La “Figa Pop con Testa”, che per motivi di rapidità abbrevieremo in FPT, in origine una razza rara, sta invadendo sempre più il campo dell’ascolto internazionale con picchi di frequenza mai registrati prima. Il suo habitat naturale solitamente sono i piccoli club, nei quali fa pratica per un probabile fervido futuro nel mondo del pop più smaliziato, sia in veste di live-act che di dj (Dio solo sa quanto fa cool essere figa e dj al contempo). La FPT in quanto tale non si limita mai a cantare, non sia mai: se le tastiere sono tra gli strumenti prediletti, non vengono disdegnate chitarre e bassi, e se proprio vi va male ve la ritroverete con un timpano al lato del microfono a scandire il tempo.
Se cercate FPT sull’enciclopedia, troverete la foto di Florrie, al secolo 22enne di Bristol, cantante, batterista e modella. La ragazza, al secondo EP pubblicato in autoproduzione dopo il primo “Introduction” del 2010, si sta facendo notare non solo per la sua statuaria bellezza o per la sua musica, quanto per la caparbietà con cui si ostina a non firmare con una casa discografica, motivando la scelta con la volontà di crearsi uno stile personale prima che una major possa imporle determinate costrizioni. Robe da far accapponare la pelle se si pensa a quanta gente venderebbe la propria madre per un numero uno in classifica.
Nonostante la giovane età Florrie ha già dietro anni di gavetta: inclusa nel gruppo di produttori pop Xenomenia, ha suonato la batteria per, tra gli altri, Kylie Minogue e Pet Shop Boys, fino all’incontro con Fred Falke, con cui continua a collaborare per la produzione dei suoi lavori.

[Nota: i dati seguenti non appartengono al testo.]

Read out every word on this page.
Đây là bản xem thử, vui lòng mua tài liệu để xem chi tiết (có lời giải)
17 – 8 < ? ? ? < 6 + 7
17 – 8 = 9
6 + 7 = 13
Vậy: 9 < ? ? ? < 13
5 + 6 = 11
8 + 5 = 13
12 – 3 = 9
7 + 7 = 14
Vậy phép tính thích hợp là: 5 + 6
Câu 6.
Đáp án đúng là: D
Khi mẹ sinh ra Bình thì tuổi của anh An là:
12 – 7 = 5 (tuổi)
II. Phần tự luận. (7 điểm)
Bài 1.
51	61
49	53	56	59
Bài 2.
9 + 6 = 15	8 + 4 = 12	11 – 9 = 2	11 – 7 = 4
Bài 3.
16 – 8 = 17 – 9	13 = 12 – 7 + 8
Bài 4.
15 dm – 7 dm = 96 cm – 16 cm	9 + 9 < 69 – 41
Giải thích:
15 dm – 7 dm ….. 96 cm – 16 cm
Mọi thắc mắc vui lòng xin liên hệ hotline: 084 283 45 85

Nel nuovo EP “Experiments” si trova, se confrontato col precedente lavoro, una sostanziale virata verso il suono sintetico d’ispirazione tardo 80s, un pop elettronico con molti fronzoli come nella malinconica “Experimenting with Rugs” o nella più evasiva “Speed of Light”. Il midtempo “What You Doing This For?” accosta le suddette sonorità ad archi, mentre il primo singolo estratto “Begging Me” si fa ascoltare con piacere nonostante una sostanziale semplicità compositiva, e se “She Always Gets What She Wants” può far arricciare il naso, tra trombette e un ritornello al limite del trash, Florrie viene perdonata all’ascolto di “I Took a Little Something”, trionfo di leziosi synth d’antan sfocianti in un dance-pop supercatchy. Una prova discreta per la bellezza inglese, che aspettiamo al varco del primo album e ““ chissà ““ al primo contratto discografico.